Rom oder Málaga standen zur Auswahl. Die Antwort lautete Marbella. Der Ort des Neuanfangs einer Frau, die in Deutschland eine Welt hinter sich ließ, die eigentlich nichts zu wünschen übrig ließ. Eigentlich.
Mit jedem Online-Kurs kam sie sich selbst ein Stück näher. «Durch meine Arbeit fand ich wieder meine innere Balance»
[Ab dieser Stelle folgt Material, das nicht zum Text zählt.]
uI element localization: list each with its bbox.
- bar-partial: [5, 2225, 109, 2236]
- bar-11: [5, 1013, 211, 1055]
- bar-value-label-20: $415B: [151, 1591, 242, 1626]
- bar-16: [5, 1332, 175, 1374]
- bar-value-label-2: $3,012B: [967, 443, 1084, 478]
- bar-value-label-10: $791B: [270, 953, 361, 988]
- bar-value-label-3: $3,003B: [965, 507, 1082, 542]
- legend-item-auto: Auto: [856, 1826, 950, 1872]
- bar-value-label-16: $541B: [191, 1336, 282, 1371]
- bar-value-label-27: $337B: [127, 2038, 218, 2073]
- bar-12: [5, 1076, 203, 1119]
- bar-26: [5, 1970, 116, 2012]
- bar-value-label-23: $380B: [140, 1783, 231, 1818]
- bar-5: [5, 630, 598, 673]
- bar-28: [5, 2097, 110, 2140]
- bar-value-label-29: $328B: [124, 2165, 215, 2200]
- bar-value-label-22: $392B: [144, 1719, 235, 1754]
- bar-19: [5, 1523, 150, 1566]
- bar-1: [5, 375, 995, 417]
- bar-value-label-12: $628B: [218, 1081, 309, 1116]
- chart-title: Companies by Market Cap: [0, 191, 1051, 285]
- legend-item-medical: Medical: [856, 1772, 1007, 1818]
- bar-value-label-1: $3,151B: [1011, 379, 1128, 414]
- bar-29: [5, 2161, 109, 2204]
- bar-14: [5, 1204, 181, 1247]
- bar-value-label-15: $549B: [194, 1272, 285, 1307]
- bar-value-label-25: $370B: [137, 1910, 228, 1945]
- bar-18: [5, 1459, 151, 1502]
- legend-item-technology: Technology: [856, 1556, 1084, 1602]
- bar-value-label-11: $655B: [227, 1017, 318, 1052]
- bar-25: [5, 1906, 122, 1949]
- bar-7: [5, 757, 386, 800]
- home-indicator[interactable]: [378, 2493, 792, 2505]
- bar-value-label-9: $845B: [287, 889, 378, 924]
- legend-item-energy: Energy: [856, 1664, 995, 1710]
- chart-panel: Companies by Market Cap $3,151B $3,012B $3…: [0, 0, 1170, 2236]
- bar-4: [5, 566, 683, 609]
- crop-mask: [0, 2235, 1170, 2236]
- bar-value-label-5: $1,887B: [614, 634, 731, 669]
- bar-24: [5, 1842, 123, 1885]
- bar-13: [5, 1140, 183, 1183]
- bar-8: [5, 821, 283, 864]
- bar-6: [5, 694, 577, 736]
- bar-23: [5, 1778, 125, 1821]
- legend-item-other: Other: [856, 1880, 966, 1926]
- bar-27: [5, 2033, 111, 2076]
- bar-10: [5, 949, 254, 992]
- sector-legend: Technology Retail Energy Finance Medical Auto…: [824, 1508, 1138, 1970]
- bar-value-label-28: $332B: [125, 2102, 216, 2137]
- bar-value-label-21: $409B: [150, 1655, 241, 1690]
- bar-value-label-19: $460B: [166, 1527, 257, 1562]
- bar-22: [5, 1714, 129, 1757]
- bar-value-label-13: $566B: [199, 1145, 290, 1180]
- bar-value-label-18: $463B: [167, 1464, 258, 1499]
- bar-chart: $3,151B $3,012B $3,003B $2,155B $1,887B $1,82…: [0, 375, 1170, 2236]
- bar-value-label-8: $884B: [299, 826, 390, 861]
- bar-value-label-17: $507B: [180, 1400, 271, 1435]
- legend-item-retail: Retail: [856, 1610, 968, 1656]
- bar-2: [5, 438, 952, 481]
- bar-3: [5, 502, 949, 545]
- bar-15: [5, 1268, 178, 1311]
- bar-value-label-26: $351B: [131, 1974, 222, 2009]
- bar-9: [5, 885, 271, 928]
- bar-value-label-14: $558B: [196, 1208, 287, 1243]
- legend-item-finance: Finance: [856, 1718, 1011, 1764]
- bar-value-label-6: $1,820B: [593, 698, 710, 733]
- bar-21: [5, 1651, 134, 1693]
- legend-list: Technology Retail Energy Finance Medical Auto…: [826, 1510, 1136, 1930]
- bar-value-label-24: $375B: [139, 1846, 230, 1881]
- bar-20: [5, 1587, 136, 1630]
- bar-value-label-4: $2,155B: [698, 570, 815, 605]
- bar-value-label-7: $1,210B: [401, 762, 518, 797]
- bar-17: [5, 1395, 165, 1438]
«Ja, das Leben schien es damals ziemlich gut mit mir gemeint zu haben», sagt die Frau in den besten Jahren des Lebens. Abitur, Dolmetscher-Studium in Gießen, dann Mitte der neunziger Jahre erste Engagements als Übersetzerin in Konzernen in Frankfurt. Eigentlich lief alles perfekt, sagt sie. Bis sie spürte, dass ihr das Übersetzen wenig Spielraum für Kreativität ließ. «Mir war das schlicht langweilig.» Als Alliance-Managerin in einer großen Wirtschaftsprüfungs- und Steuerberatungsfirma war sie für die strategische Ausrichtung zuständig. Karriere auf Kurs. Bis zum Knick. Denn: Heirat, zwei Kinder, Leben im Taunus. Ein Haus, Tennis, Pferde, Malerei. Der Inbegriff bürgerlicher Erfüllung.
Yvonne Stamm hätte eigentlich keinen Grund zur Klage gehabt. Wenn, dann auf hohem Niveau. Aber das entwickelte sich zu ihrem Problem. Alles schien geordnet – aber innerlich wuchs die Unzufriedenheit. «Ich war Teil einer Welt, die nicht meine war.»
Es war kein abrupter Ausbruch, eher ein vorsichtiges Tasten. Ein Fernstudium, erste Lehraufträge für das Goethe-Institut, Einsätze an der Elfenbeinküste. Immer mal wieder, nie lange, aber so lang, dass sie spürte, was sie wollte: Raus aus der Scheinwelt im Taunus, zumal auch die Ehe längst mit Problemen behaftet war. Die Gründung ihrer Sprachschule 'Chattery' war der weitere Schritt zum Neuanfang. Ein Herzensprojekt. Sie unterrichtete Geflüchtete, leitete Sprachförderkurse in Grundschulen, entwickelte Online-Unterricht für Menschen aus aller Welt. Mit jedem Kurs kam sie sich selbst ein Stück näher. «Durch meine Arbeit fand ich wieder meine innere Balance», sagt sie. Aber eben immer noch im Taunus.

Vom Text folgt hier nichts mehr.